Liang Yu, Tian Ruicheng, Wang Jing, Shan Yuhua, Gao Hongxiang, Xie Chenjie, Li Jingjing, Xu Min, Gu Song
Department of Surgery, Shanghai Children's Medical Center, Shanghai Jiaotong University School of Medicine, Dongfang Road No.1678, Pudong District, Shanghai, 200127, China.
BMC Musculoskelet Disord. 2020 Aug 25;21(1):577. doi: 10.1186/s12891-020-03540-7.
Gorham-Stout disease (GSD) is a rare disease characterized by bone lesions and osteolysis. Therapy usually involves surgical resection. Sirolimus (Rapamycin) is used in some patients with GSD but the efficacy and safety of Sirolimus remains unclear. We propose that Sirolimus may be a novel therapeutic for GSD and present a case and review of literature that supports this.
We presented a 1-year-old boy with GSD involving osteolysis of the right humerus with fracture of the left femur complicated by an effusion in the right pleural cavity. X-rays showed osteolysis in the right clavicle. A large pleural effusion was observed on the right-side, and the left lung was significantly compressed. X-rays also showed a fracture of the left femur. A femoral biopsy was performed that showed necrotic tissue in the cortical bone and a large number of irregularly shaped capillaries that proliferated within the necrotic tissue. Dilated lymphatic vessels were seen adjacent to the cortex, with fibrous tissue hyperplasia. We prescribed sirolimus, which is an oral mTOR inhibitor, for two consecutive years. The boy recovered well without other progressive bone lesions and participates in normal daily activities. His growth and development are the same as that of his peers.

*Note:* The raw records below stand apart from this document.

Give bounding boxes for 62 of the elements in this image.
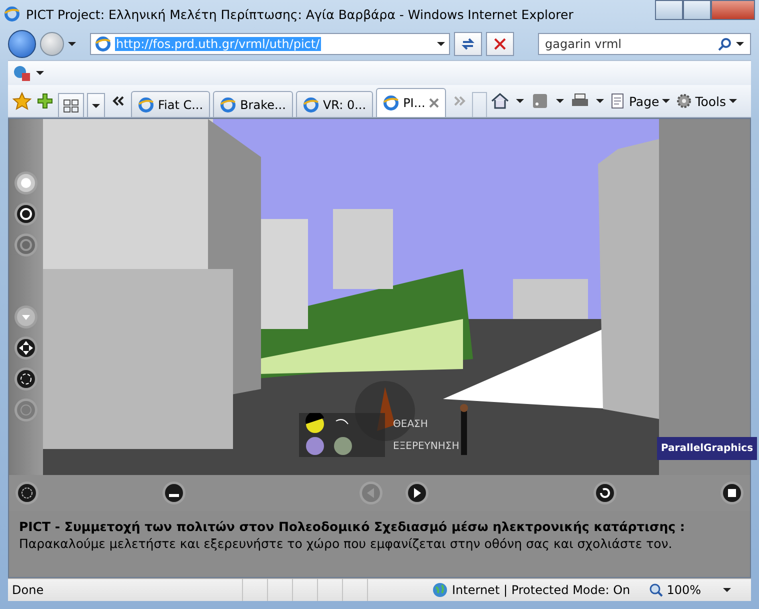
browser-icon [302, 96, 319, 112]
hud-label[interactable]: ΘΕΑΣΗ [393, 419, 428, 430]
caret-icon[interactable] [596, 98, 604, 104]
light-button-icon[interactable] [14, 171, 38, 195]
caret-icon[interactable] [556, 98, 564, 104]
grid-icon[interactable] [63, 98, 79, 112]
home-icon[interactable] [490, 91, 510, 111]
description-text: Παρακαλούμε μελετήστε και εξερευνήστε το χώρο που εμφανίζεται στην οθόνη σας και σχολιάστε τον. [19, 536, 674, 551]
quick-tabs-button[interactable] [58, 93, 84, 117]
refresh-icon[interactable] [461, 37, 475, 51]
tab-list-button[interactable] [87, 93, 105, 117]
browser-icon [383, 95, 400, 111]
play-button-icon[interactable] [404, 481, 429, 505]
browser-icon [138, 96, 154, 112]
logo: ParallelGraphics [657, 437, 758, 460]
description-heading: PICT - Συμμετοχή των πολιτών στον Πολεοδομικό Σχεδιασμό μέσω ηλεκτρονικής κατάρτισης : [19, 519, 686, 534]
gear-icon[interactable] [676, 93, 692, 109]
add-favorite-icon[interactable] [35, 91, 55, 111]
search-field[interactable]: gagarin vrml [538, 33, 751, 55]
caret-icon[interactable] [36, 70, 44, 76]
rotate-button-icon[interactable] [14, 367, 38, 391]
refresh-button[interactable] [454, 32, 482, 56]
reset-button-icon[interactable] [593, 481, 618, 505]
command-menu-button[interactable]: Tools [676, 93, 737, 109]
close-tab-icon[interactable] [429, 98, 440, 108]
caret-icon[interactable] [92, 102, 100, 108]
caret-icon[interactable] [736, 41, 744, 47]
maximize-button[interactable] [683, 0, 711, 20]
favorites-star-icon[interactable] [12, 91, 32, 111]
scene-drawing[interactable] [43, 119, 659, 475]
command-menu-button[interactable]: Page [610, 93, 670, 109]
window-title: PICT Project: Ελληνική Μελέτη Περίπτωσης: Αγία Βαρβάρα - Windows Internet Explorer [26, 6, 574, 22]
browser-icon [4, 6, 20, 22]
target-button-icon[interactable] [15, 481, 39, 505]
browser-tab[interactable]: VR: 0... [296, 91, 374, 117]
caret-icon[interactable] [662, 98, 670, 104]
minimize-button[interactable] [655, 0, 683, 20]
status-text: Done [11, 583, 45, 597]
caret-icon[interactable] [729, 98, 737, 104]
hud-label[interactable]: ΕΞΕΡΕΥΝΗΣΗ [393, 441, 460, 452]
stop-icon[interactable] [494, 38, 506, 50]
browser-icon [95, 36, 111, 52]
search-icon[interactable] [718, 37, 732, 51]
browser-tab[interactable]: PI... [376, 88, 446, 117]
back-button[interactable] [8, 30, 36, 58]
browser-icon [220, 96, 236, 112]
browser-tab[interactable]: Brake... [213, 91, 293, 117]
globe-icon [432, 582, 448, 598]
caret-icon[interactable] [437, 41, 445, 47]
stop-button[interactable] [486, 32, 514, 56]
caret-icon[interactable] [516, 98, 524, 104]
zoom-icon[interactable] [648, 583, 663, 597]
zoom-control[interactable]: 100% [648, 583, 751, 597]
ring-button-icon[interactable] [14, 202, 38, 226]
security-zone-text[interactable]: Internet | Protected Mode: On [452, 583, 630, 597]
stop-button-icon[interactable] [720, 481, 744, 505]
move-button-icon[interactable] [14, 336, 38, 360]
page-icon[interactable] [610, 93, 626, 109]
caret-icon[interactable] [723, 587, 731, 593]
history-caret-icon[interactable] [68, 41, 76, 47]
browser-tab[interactable]: Fiat C... [131, 91, 210, 117]
down-arrow-button-icon[interactable] [14, 305, 38, 329]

Gorham-Stout disease is a rare and enigmatic disease characterized by the presentation of an intraosseous lymphatic anomaly (LM), which results in progressive bone resorption. Based on this case report and a literature review, we conclude that sirolimus may be an effective alternative medication for GSD.

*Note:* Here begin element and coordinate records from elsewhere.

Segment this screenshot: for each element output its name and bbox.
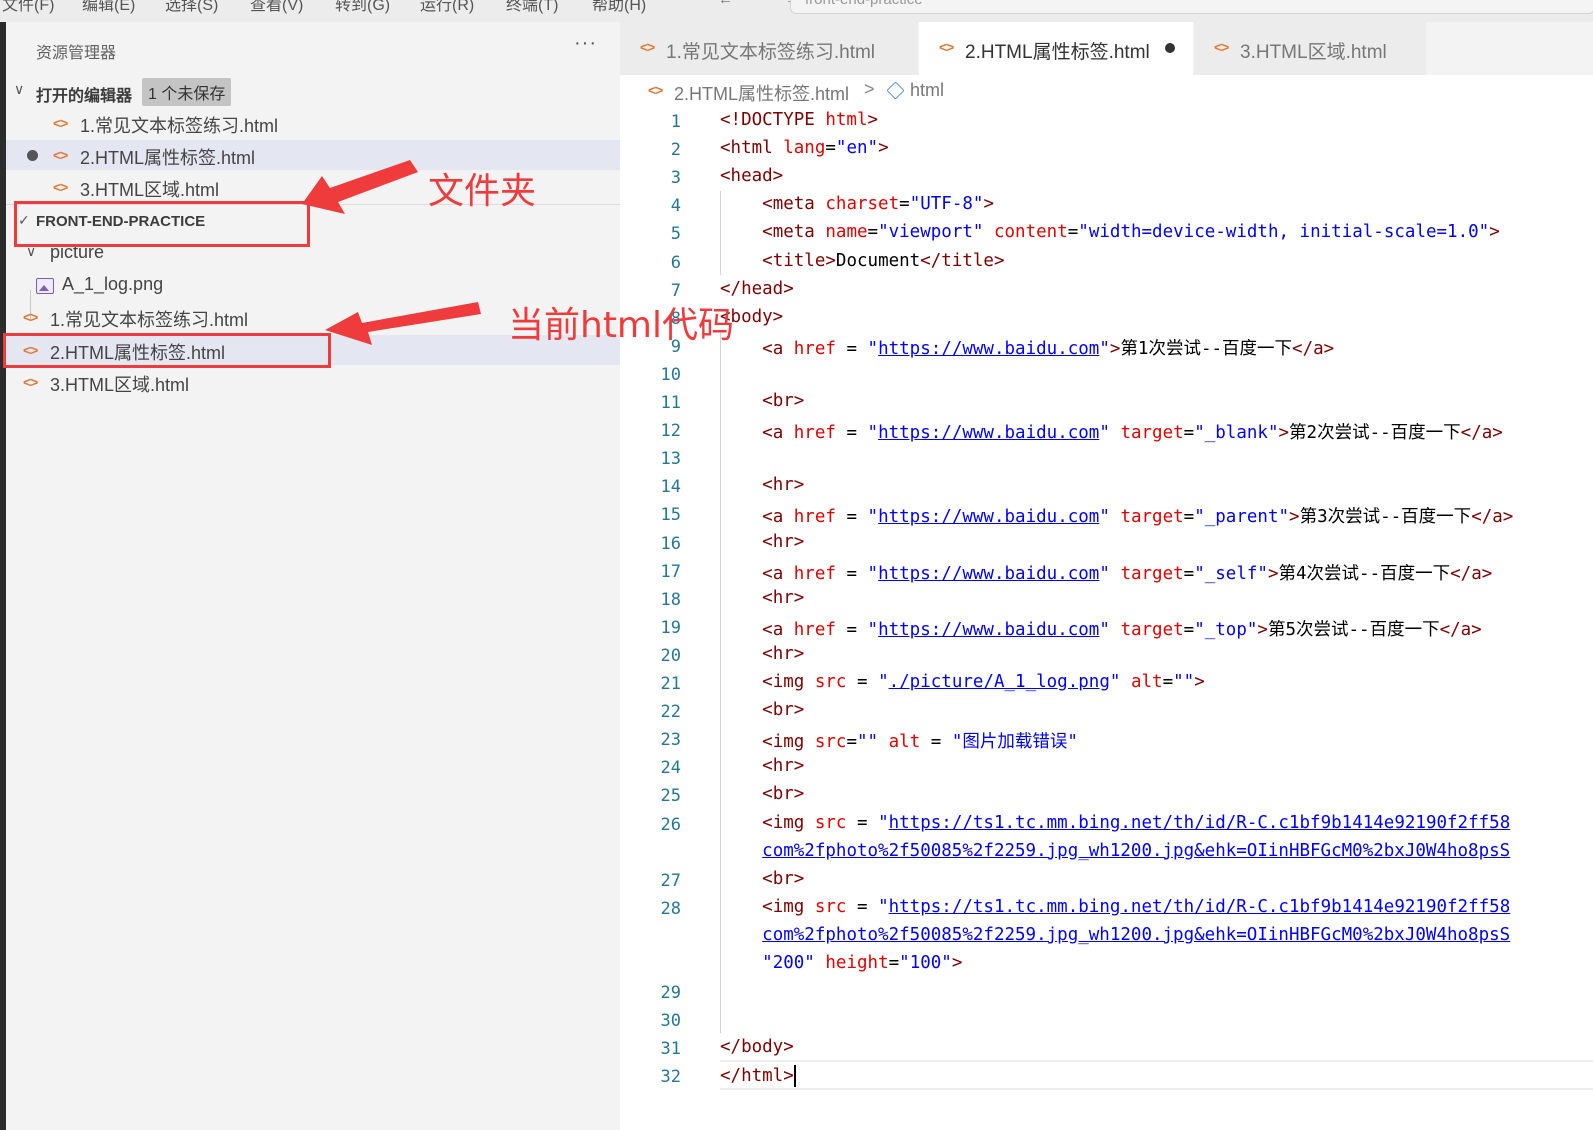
arrow-to-folder — [302, 160, 418, 214]
arrow-to-current-file — [325, 302, 481, 345]
current-html-annotation: 当前html代码 — [508, 305, 735, 346]
folder-annotation: 文件夹 — [428, 171, 537, 212]
annotation-arrows — [302, 160, 481, 345]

戈勒姆-斯托特病(GSD)是一种罕见疾病,其特征为骨病变和骨质溶解。治疗通常包括手术切除。西罗莫司(雷帕霉素)用于部分GSD患者,但西罗莫司的疗效和安全性仍不明确。我们提出西罗莫司可能是GSD的一种新型治疗方法,并呈现一个病例及文献综述来支持这一观点。

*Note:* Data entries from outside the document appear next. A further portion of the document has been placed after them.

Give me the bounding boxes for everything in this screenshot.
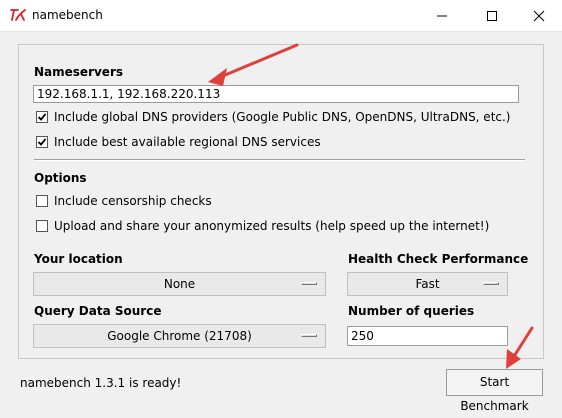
checkmark-icon xyxy=(37,138,47,146)
start-benchmark-button[interactable]: Start Benchmark xyxy=(446,369,543,413)
location-label: Your location xyxy=(34,252,123,266)
censorship-label: Include censorship checks xyxy=(54,194,212,208)
health-check-dropdown[interactable]: Fast xyxy=(347,272,508,296)
tk-feather-icon xyxy=(10,9,26,21)
close-button[interactable] xyxy=(516,0,562,31)
censorship-checkbox[interactable] xyxy=(36,195,48,207)
dropdown-indicator-icon xyxy=(301,282,317,285)
upload-checkbox[interactable] xyxy=(36,220,48,232)
dropdown-indicator-icon xyxy=(301,334,317,337)
health-check-selected: Fast xyxy=(415,277,440,291)
query-source-selected: Google Chrome (21708) xyxy=(107,329,252,343)
maximize-button[interactable] xyxy=(469,0,515,31)
close-icon xyxy=(533,10,545,21)
include-regional-checkbox[interactable] xyxy=(36,136,48,148)
nameservers-input[interactable]: 192.168.1.1, 192.168.220.113 xyxy=(33,85,519,103)
title-bar: namebench xyxy=(0,0,562,32)
minimize-icon xyxy=(437,15,447,16)
options-heading: Options xyxy=(34,171,87,185)
query-source-dropdown[interactable]: Google Chrome (21708) xyxy=(33,324,326,348)
upload-label: Upload and share your anonymized results… xyxy=(54,219,490,233)
maximize-icon xyxy=(487,10,497,21)
query-source-label: Query Data Source xyxy=(34,304,162,318)
checkmark-icon xyxy=(37,113,47,121)
include-global-checkbox[interactable] xyxy=(36,111,48,123)
num-queries-label: Number of queries xyxy=(348,304,475,318)
window-title: namebench xyxy=(32,8,103,22)
include-global-label: Include global DNS providers (Google Pub… xyxy=(54,110,511,124)
status-text: namebench 1.3.1 is ready! xyxy=(20,376,182,390)
separator xyxy=(34,159,525,161)
health-check-label: Health Check Performance xyxy=(348,252,529,266)
num-queries-input[interactable]: 250 xyxy=(347,326,508,346)
nameservers-heading: Nameservers xyxy=(34,65,124,79)
minimize-button[interactable] xyxy=(419,0,465,31)
include-regional-label: Include best available regional DNS serv… xyxy=(54,135,321,149)
dropdown-indicator-icon xyxy=(483,282,499,285)
location-selected: None xyxy=(163,277,196,291)
location-dropdown[interactable]: None xyxy=(33,272,326,296)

我们报告了一名1岁男孩,患有GSD,表现为右肱骨骨质溶解,左股骨骨折,并伴有右侧胸腔积液。X线显示右锁骨骨质溶解。右侧观察到大量胸腔积液,左肺明显受压。X线还显示左股骨骨折。进行了股骨活检,结果显示皮质骨中有坏死组织,坏死组织内有大量不规则形状的毛细血管增生。在皮质附近可见扩张的淋巴管,伴有纤维组织增生。我们连续两年给该男孩服用西罗莫司,这是一种口服的雷帕霉素靶蛋白(mTOR)抑制剂。男孩恢复良好,没有出现其他进行性骨病变,并能参与正常的日常活动。他的生长发育与同龄人相同。
戈勒姆-斯托特病是一种罕见且神秘的疾病,其特征为骨内淋巴管异常(LM),导致进行性骨吸收。基于本病例报告和文献综述,我们得出结论,西罗莫司可能是GSD的一种有效替代药物。